La réglementation a également fait bouger les lignes chez Manitou (Ancenis). Ici, c’est la directive européenne CSRD sur les critères ESG (environnementaux, sociaux et de gouvernance), applicable depuis le 1er janvier, qui a rebattu les cartes. Elle a conduit à la désignation de « pilotes de transformation » au sein du groupe d’engins de manutention. Leur mission ? « Intégrer au cœur de nos métiers 1 178 indicateurs de performance liés à la durabilité », détaille le directeur des solutions cycle de vie, Pascal Graff.
Les industriels à l’affût
« Tous les grands groupes prennent l’économie circulaire très au sérieux », confirme Jean-François Brazeau. Le cofondateur de Stimcar (Couëron) peut témoigner de l’accélération des industriels sur le sujet : d’abord soutenue par des banques, son entreprise de reconditionnement de véhicules d’occasion a fini par taper dans l’œil du quatrième constructeur automobile mondial. Stellantis est entré au capital en 2022… soit moins de deux ans après l’ouverture de son premier atelier !

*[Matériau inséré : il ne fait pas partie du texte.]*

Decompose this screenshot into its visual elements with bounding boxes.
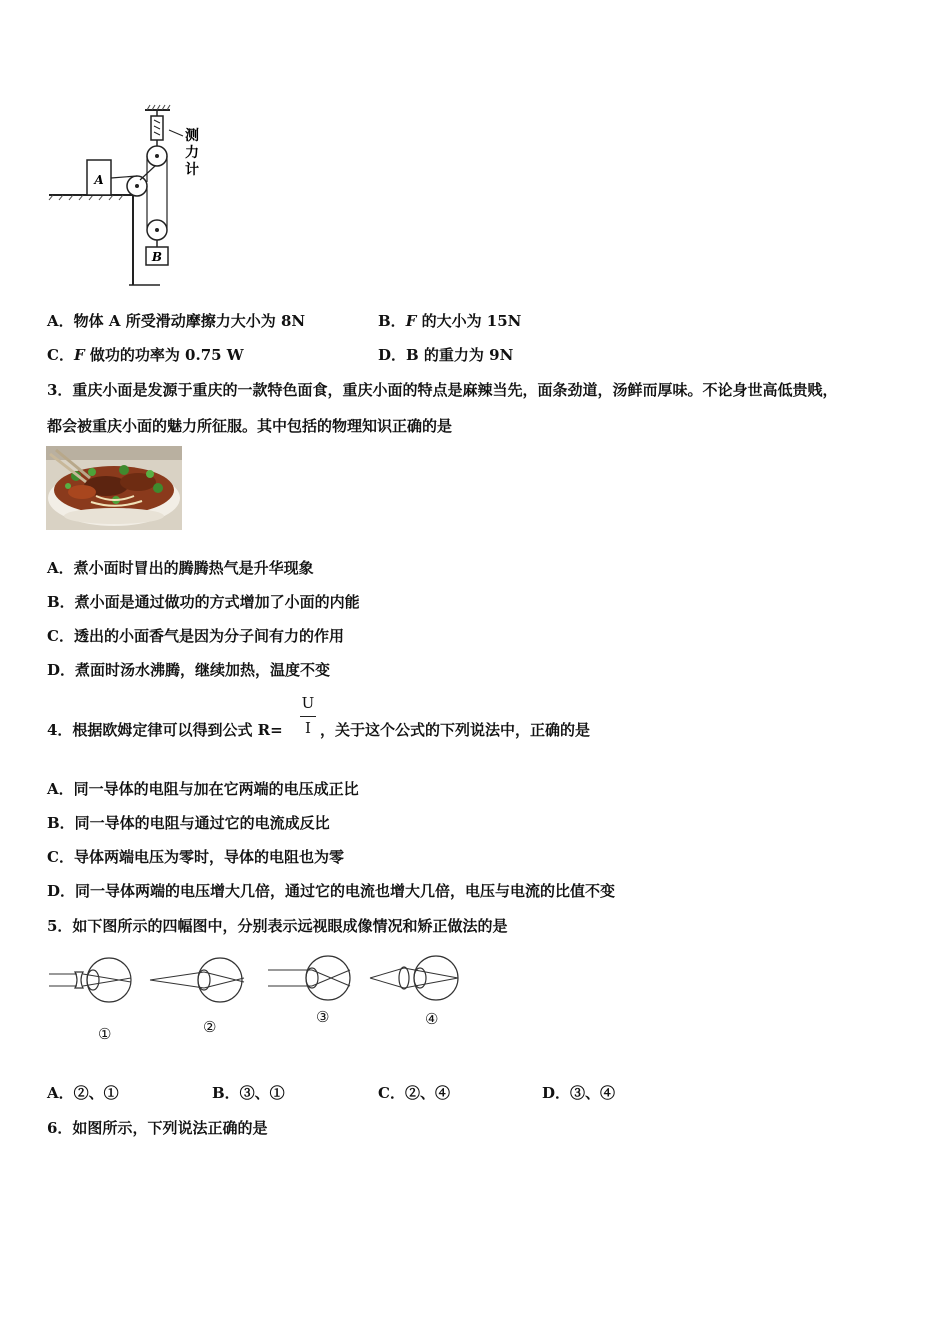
- q4-fraction-denominator: I: [305, 719, 311, 737]
- q3-stem-line2: 都会被重庆小面的魅力所征服。其中包括的物理知识正确的是: [47, 417, 453, 435]
- eye-diagram-2-label: ②: [203, 1018, 217, 1036]
- q2-option-b-suffix: 的大小为 15N: [416, 312, 522, 330]
- q2-option-a: A．物体 A 所受滑动摩擦力大小为 8N: [47, 312, 306, 330]
- spring-scale-label-1: 测: [185, 128, 199, 144]
- q2-option-c-suffix: 做功的功率为 0.75 W: [84, 346, 244, 364]
- q4-option-d: D．同一导体两端的电压增大几倍，通过它的电流也增大几倍，电压与电流的比值不变: [47, 882, 616, 900]
- q5-option-b: B．③、①: [212, 1084, 285, 1102]
- block-a-label: A: [94, 173, 104, 187]
- q3-option-a: A．煮小面时冒出的腾腾热气是升华现象: [47, 559, 314, 577]
- q3-option-d: D．煮面时汤水沸腾，继续加热，温度不变: [47, 661, 331, 679]
- eye-diagram-2: [148, 952, 248, 1012]
- q5-option-d: D．③、④: [542, 1084, 616, 1102]
- q2-option-c-var: F: [73, 346, 85, 364]
- q6-stem: 6．如图所示，下列说法正确的是: [47, 1119, 268, 1137]
- q4-option-b: B．同一导体的电阻与通过它的电流成反比: [47, 814, 330, 832]
- q2-option-b: [378, 311, 521, 331]
- q3-option-b: B．煮小面是通过做功的方式增加了小面的内能: [47, 593, 360, 611]
- q4-option-c: C．导体两端电压为零时，导体的电阻也为零: [47, 848, 344, 866]
- q2-option-c-prefix: C．: [47, 346, 74, 364]
- eye-diagram-3-label: ③: [316, 1008, 330, 1026]
- spring-scale-label-2: 力: [185, 145, 199, 161]
- eye-diagram-3: [266, 950, 356, 1010]
- q2-option-d: D．B 的重力为 9N: [378, 346, 514, 364]
- q3-option-c: C．透出的小面香气是因为分子间有力的作用: [47, 627, 344, 645]
- q4-stem-prefix: 4．根据欧姆定律可以得到公式 R=: [47, 721, 283, 739]
- q4-fraction-numerator: U: [301, 694, 315, 712]
- q5-option-c: C．②、④: [378, 1084, 450, 1102]
- q2-option-b-prefix: B．: [378, 312, 406, 330]
- q3-stem-line1: 3．重庆小面是发源于重庆的一款特色面食，重庆小面的特点是麻辣当先，面条劲道，汤鲜而厚味。不论身世高低贵贱，: [47, 381, 838, 399]
- q2-option-c: [47, 345, 244, 365]
- q5-option-a: A．②、①: [47, 1084, 119, 1102]
- q2-option-b-var: F: [405, 312, 417, 330]
- q4-option-a: A．同一导体的电阻与加在它两端的电压成正比: [47, 780, 359, 798]
- q4-fraction-bar: [300, 716, 316, 717]
- eye-diagram-1-label: ①: [98, 1025, 112, 1043]
- q4-stem-suffix: ，关于这个公式的下列说法中，正确的是: [320, 721, 591, 739]
- eye-diagram-1: [47, 952, 137, 1012]
- spring-scale-label-3: 计: [185, 162, 199, 178]
- block-b-label: B: [151, 250, 163, 264]
- pulley-diagram: [45, 100, 205, 290]
- noodle-bowl-image: [46, 446, 182, 530]
- eye-diagram-4: [368, 950, 464, 1010]
- q5-stem: 5．如下图所示的四幅图中，分别表示远视眼成像情况和矫正做法的是: [47, 917, 508, 935]
- eye-diagram-4-label: ④: [425, 1010, 439, 1028]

Développement local plutôt que centralisé, achat de matériel reconditionné à la place du neuf, prime à la réparation des pièces sur leur remplacement… Stimcar fait de l’économie circulaire presque sans le vouloir. « Pour nous, c’est du bon sens, assure Jean-François Brazeau : cette démarche contribue à la valeur de l’entreprise. »
Les investisseurs à la traîne
Stellantis l’a bien compris. Les fonds d’investissement un peu moins. « On n’aime pas trop quand il y a des industriels au capital », s’excuse Amélie André, directrice innovation et impact chez Sodero Gestion. Mais le problème ne serait-il pas plus profond ? Tout au long de ces témoignages, le capital-investissement a paru systématiquement en retrait des projets. Pour sa part, Sodero Gestion ne rechigne pas à s’engager sur cette voie. Mais son fonds régional durable, créé fin 2023 avec 22 M€, ne compte que deux entreprises en portefeuille (le Nantais Faguo et le Quimpérois Polaris), bientôt rejointes par deux autres, pour un objectif, à terme, d’une quinzaine de PME et ETI soutenues.
L’économie circulaire ne manque pourtant pas d’avenir au vu des gisements de déchets et des chaînes de valeur concernés. Elle est même « inévitable, tranche Armel Tripon, car les ressources vont se raréfier. Il nous faut réinventer nos modèles. Alors n’ayez pas peur, lancez-vous », conclut le skipper à l’attention des entrepreneurs. Un message qu’il aurait pu tout aussi bien adresser aux investisseurs eux-mêmes.